Fold 1 - Accuracy: 51.61%
Fold 2 - Accuracy: 50.86%


In [None]:
feature_importances = pd.DataFrame([model.feature_importances_ for model in models], columns=features)

sns.barplot(data=feature_importances, orient='h', order=feature_importances.mean().sort_values(ascending=False).index)

## Generate the submission

The same parameters of the RF model are considered. With that we build a new RF model on the entire `train` dataset.
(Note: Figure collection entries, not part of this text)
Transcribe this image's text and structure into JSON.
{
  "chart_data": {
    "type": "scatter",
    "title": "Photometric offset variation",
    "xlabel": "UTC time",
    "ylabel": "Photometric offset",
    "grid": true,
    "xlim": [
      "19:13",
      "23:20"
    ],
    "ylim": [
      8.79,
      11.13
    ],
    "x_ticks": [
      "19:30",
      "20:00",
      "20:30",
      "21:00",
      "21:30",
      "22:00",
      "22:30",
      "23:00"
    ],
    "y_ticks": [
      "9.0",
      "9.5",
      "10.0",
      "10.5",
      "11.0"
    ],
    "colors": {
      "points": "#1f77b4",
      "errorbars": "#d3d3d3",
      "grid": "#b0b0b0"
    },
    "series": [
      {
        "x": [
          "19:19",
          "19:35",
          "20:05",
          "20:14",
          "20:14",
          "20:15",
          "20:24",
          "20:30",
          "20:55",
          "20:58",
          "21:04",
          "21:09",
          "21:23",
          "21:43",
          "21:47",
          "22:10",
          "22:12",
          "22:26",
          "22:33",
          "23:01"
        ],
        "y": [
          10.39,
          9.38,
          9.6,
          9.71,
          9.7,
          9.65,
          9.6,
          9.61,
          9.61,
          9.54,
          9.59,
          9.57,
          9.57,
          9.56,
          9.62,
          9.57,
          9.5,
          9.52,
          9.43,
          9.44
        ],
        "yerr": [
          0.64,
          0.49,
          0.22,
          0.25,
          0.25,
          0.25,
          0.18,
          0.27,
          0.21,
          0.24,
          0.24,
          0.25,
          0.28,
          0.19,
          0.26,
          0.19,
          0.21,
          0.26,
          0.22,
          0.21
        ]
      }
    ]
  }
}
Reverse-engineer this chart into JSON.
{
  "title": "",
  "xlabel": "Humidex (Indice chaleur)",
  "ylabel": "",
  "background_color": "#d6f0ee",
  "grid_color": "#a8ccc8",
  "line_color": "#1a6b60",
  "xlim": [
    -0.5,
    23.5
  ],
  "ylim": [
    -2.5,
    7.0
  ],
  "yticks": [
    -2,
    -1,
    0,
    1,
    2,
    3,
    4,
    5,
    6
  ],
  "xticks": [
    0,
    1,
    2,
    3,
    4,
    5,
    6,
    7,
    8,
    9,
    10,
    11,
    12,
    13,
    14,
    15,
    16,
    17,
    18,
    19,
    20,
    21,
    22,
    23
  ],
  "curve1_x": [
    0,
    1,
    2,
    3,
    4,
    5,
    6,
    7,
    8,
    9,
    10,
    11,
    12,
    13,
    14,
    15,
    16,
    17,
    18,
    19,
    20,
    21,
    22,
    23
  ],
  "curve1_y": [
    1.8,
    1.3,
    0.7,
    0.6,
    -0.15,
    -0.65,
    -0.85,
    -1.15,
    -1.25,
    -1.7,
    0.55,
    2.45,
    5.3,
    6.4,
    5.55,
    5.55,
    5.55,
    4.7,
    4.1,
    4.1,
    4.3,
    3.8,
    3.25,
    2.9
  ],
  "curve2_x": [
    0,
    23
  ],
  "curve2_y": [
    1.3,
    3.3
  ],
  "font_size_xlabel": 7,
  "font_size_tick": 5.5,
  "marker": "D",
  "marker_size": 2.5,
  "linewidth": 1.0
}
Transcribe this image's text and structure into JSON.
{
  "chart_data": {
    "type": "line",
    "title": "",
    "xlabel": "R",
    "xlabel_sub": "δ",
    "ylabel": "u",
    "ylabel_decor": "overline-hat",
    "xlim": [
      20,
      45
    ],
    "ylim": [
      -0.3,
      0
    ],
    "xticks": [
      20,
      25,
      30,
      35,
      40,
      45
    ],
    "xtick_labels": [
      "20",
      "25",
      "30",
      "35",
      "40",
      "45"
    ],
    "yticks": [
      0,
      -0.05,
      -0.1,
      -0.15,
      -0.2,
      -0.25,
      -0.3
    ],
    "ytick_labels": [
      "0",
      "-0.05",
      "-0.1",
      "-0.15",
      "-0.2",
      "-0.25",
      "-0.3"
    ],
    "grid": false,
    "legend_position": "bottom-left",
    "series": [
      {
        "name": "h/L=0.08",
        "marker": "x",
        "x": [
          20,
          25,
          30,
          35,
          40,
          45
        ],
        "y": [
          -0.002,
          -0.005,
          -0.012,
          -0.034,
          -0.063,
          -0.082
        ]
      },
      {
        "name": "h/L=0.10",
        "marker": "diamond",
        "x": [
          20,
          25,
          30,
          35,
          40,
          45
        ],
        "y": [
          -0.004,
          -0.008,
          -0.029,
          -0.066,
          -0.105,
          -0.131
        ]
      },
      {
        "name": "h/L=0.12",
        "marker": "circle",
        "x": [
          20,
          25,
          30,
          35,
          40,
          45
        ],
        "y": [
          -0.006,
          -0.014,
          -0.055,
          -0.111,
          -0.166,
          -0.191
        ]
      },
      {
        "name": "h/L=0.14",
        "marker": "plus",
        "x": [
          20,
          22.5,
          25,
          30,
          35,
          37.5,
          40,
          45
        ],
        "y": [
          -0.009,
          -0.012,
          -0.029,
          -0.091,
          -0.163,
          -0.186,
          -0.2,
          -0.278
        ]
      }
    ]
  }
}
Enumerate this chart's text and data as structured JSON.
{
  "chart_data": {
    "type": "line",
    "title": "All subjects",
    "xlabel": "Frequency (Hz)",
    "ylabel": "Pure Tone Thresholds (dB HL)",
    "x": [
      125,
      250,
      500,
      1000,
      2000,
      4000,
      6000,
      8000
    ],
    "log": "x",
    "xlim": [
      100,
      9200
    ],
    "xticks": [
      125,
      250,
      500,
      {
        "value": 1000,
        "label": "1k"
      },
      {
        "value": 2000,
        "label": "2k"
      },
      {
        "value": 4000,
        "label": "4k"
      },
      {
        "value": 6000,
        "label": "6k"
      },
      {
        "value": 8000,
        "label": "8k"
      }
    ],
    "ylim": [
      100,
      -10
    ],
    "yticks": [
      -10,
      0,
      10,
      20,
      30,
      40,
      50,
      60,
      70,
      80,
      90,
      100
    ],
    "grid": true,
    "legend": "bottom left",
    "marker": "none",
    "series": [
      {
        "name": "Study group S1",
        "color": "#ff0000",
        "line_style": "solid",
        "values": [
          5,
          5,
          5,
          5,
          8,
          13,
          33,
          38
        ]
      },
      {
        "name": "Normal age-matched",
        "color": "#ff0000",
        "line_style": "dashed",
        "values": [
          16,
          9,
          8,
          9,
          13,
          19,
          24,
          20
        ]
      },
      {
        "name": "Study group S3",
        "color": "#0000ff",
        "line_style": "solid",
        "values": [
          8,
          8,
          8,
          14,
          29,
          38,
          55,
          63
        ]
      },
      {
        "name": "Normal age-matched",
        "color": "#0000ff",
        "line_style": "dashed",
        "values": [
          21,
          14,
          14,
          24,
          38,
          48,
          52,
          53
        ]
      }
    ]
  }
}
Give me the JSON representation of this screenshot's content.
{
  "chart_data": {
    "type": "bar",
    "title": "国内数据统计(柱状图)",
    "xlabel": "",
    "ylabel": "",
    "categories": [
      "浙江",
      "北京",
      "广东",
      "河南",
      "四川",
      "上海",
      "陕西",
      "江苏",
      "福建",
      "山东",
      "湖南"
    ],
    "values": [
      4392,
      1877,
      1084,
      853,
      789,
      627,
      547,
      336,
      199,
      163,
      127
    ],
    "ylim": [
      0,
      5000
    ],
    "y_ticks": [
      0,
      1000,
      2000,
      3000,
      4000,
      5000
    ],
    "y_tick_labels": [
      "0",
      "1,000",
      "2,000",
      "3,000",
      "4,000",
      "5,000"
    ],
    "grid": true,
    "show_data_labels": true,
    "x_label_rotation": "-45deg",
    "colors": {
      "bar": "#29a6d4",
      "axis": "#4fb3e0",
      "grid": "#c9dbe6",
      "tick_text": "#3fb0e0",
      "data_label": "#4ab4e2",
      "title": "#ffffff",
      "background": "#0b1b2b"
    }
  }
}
The predictions are saved in a `.csv` file.

In [None]:
X_test = test[features]

rf_params['random_state'] = 0
model = RandomForestClassifier(**rf_params)
model.fit(X_train.fillna(0), y_train)
y_pred = model.predict_proba(X_test.fillna(0))[:, 1]

sub = test.copy()
sub['pred'] = y_pred
y_pred = sub.groupby('DATE')['pred'].transform(
    lambda x: x > x.median()).values

submission = pd.Series(y_pred)
submission.index = test.index
submission.name = target

submission.to_csv('./benchmark_qrt.csv', index=True, header=True)


The local accuracy is around 51. If we did not overfit, we shall expect something within the range above.

After submitting the benchmark file at https://challengedata.ens.fr, we obtain a public score of 51.31 %.